I really get a kick out of people when I offer them Buttermilk Pie and their facial expression becomes disjointed like I just insulted them. I immediately recognize they are not from the south. I tell them “honey, you haven’t had pie until you have a slice of Buttermilk Pie.” Rich creamy sweet custard with a flakey buttery crust.  Now let me warn you, this pie is chalked full of calories so throw your diet out the window, this pie will not be found on any figure friendly menu. However, a slice and I mean one slice every blue moon adds to the delight of living on the edge. I ran across this recipe which combines my two favorite pies, Buttermilk and Lemon Chess. Just a tinge of tart from the lemon zest makes this pie a blue ribbon winner in my book.

Tuck this recipe away for that special holiday meal when you have plenty of guests to help you devour it so you won’t be tempted to sneak back in the kitchen for an extra slice. Another tip, do not tell your guest the name of the pie just serve it up and wait for the smiles and compliments you will be sure to receive.
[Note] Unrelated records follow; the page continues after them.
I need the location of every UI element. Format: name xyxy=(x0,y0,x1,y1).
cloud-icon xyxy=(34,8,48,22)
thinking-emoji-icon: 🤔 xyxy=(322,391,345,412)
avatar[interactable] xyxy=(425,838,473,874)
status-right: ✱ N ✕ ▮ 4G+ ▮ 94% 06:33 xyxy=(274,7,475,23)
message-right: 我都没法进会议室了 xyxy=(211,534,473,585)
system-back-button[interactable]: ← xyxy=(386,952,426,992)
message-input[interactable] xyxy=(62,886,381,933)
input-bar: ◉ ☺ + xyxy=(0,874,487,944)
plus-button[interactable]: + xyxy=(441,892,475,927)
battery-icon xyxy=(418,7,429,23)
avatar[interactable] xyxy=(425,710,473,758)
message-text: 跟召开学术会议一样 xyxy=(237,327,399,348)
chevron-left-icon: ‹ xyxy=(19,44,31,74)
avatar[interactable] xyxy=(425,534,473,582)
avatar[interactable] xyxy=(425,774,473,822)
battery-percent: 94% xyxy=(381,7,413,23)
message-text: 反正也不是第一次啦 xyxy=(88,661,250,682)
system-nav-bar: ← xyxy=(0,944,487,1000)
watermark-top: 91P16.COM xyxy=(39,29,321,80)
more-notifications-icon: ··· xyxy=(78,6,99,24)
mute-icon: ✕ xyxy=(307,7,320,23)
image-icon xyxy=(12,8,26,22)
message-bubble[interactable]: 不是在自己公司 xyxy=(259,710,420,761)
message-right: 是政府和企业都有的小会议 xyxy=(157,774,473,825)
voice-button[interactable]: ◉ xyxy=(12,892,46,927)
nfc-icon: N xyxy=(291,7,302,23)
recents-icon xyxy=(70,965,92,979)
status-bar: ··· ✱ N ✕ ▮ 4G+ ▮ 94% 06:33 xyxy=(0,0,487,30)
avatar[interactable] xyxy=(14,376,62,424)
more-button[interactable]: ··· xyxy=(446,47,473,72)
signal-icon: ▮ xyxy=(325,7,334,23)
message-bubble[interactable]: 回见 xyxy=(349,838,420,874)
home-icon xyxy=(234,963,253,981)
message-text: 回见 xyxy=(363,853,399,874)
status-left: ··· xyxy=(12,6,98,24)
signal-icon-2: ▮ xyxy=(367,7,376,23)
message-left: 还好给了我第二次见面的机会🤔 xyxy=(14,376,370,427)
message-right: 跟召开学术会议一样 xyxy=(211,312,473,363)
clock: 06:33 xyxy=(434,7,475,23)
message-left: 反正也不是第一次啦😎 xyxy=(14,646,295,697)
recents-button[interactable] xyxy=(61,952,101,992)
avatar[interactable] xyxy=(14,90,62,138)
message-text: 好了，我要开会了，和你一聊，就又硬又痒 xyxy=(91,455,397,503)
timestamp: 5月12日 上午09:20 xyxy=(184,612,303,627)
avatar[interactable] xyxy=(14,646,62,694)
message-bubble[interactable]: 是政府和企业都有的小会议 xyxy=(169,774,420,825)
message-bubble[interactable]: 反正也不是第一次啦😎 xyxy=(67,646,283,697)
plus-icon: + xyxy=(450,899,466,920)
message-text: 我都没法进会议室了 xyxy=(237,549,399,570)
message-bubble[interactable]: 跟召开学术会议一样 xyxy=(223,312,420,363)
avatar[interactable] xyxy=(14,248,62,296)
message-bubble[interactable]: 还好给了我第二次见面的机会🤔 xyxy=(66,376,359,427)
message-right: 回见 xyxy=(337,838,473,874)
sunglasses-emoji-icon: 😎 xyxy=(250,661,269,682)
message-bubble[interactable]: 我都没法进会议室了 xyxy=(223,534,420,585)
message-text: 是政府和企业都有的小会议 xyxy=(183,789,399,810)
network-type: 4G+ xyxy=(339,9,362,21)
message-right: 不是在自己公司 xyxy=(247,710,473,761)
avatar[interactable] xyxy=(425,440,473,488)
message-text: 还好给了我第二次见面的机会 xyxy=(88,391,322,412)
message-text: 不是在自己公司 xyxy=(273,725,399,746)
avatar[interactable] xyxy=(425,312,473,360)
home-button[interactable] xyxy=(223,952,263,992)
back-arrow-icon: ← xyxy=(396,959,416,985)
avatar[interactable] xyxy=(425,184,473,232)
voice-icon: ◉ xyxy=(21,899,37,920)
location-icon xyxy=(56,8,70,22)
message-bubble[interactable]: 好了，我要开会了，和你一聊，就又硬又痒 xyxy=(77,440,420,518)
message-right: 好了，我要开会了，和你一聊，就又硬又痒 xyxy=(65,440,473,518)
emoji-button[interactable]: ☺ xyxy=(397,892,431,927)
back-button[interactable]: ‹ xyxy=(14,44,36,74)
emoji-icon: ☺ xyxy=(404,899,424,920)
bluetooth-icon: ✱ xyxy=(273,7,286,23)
Flour, salt and cold butter.

Flour, salt and cold butter.

Homemade pie crust.

Homemade pie crust.

Serves 8
2 cups granulated sugar
2 Tbs. All Purpose Flour
½ tsp. salt
1 cup buttermilk
4 large eggs
4 large egg yolks
2 tsp. vanilla extract
1 stick of butter melted
2 tsp. finely grated lemon zest. (From 1 medium lemon)
Make sure eggs and buttermilk are room temperature.

Whisk sugar, flour and salt in a large bowl. Add buttermilk, eggs, egg yolks and vanilla. Whisk until smooth. Add melted butter and lemon zest. Whisk until smooth. . Pour into an unbaked pie shell. Bake at 350 degrees for 40 minutes or center is firm.

Pie Dough

2 cups flour
2/3 cups cold butter
1 tsp. salt
¼ to ½ cups of ice-cold water

Place flour and salt in food processor. Cut butter into small squares. Add to flour. Pulse flour and butter until butter is the size of a pea. Slowly pour cold water into the processor while pulsing until flour forms a ball. Do not over mix. Form the dough into a ball taking care not to handle dough too much. Place dough on a piece of wax paper, wrap and set in refrigerator for 30 minutes allowing the dough to firm. Place dough on a floured surface sprinkle with a bit of flour and roll dough to the size of your pie pan. Place dough over pan and form dough to the shape of the pan. Fold edges over and make a pretty pattern with your fingers. Prick dough with a fork.

Easy Tip- purchase a deep dish pie shell from the grocer.